Hello, I'm Xiaoyu Zhang
I am a third-year undergraduate student majoring in Data Science and Big Data Analytics at Southern University of Science and Technology. This website presents my academic background, coursework, and project portfolio.
About Me
I am currently a junior at Southern University of Science and Technology, majoring in Data Science and Big Data Analytics. My academic interests include statistics, data analysis, machine learning, and data-driven problem solving.
Through coursework and project-based practice, I have developed experience in Python, SQL, data cleaning, exploratory data analysis, statistical modeling, and academic report writing. I am especially interested in applying data science methods to real-world problems.
Skills
Programming
- Python (pandas, NumPy, matplotlib, scikit-learn)
- SQL (MySQL, PostgreSQL)
- PySpark for distributed data processing
- Basic HTML/CSS for web presentation
Data Analysis
- Exploratory Data Analysis (EDA)
- Statistical modeling and hypothesis testing
- Survival analysis (Kaplan-Meier, Cox PH, AFT)

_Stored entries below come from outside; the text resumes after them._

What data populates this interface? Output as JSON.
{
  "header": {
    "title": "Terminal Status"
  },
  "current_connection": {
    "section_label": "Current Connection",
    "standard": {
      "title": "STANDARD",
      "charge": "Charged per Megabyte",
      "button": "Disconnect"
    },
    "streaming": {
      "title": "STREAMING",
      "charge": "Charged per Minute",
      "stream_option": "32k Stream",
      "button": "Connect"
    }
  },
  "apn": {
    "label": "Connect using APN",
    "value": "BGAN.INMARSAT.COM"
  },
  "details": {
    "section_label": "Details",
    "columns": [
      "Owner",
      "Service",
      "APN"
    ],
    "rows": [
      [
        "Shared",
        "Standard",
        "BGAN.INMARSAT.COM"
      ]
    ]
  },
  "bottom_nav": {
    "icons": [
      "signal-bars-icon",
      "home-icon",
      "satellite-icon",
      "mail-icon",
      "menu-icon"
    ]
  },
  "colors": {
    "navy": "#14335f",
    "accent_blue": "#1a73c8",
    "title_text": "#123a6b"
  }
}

- Data visualization and academic reporting
Tools & Frameworks
- Jupyter Notebook for data analysis workflows
- GitHub for version control and project hosting
- GitHub Pages for static site deployment
- LaTeX for academic report writing
Projects
Q2 Survival Analysis Reproduction
A reproduction of the Databricks survival-analysis workflow using PySpark and local notebook adaptation. The project covers Bronze/Silver table construction, Kaplan–Meier analysis, Cox PH, AFT, and CLV estimation.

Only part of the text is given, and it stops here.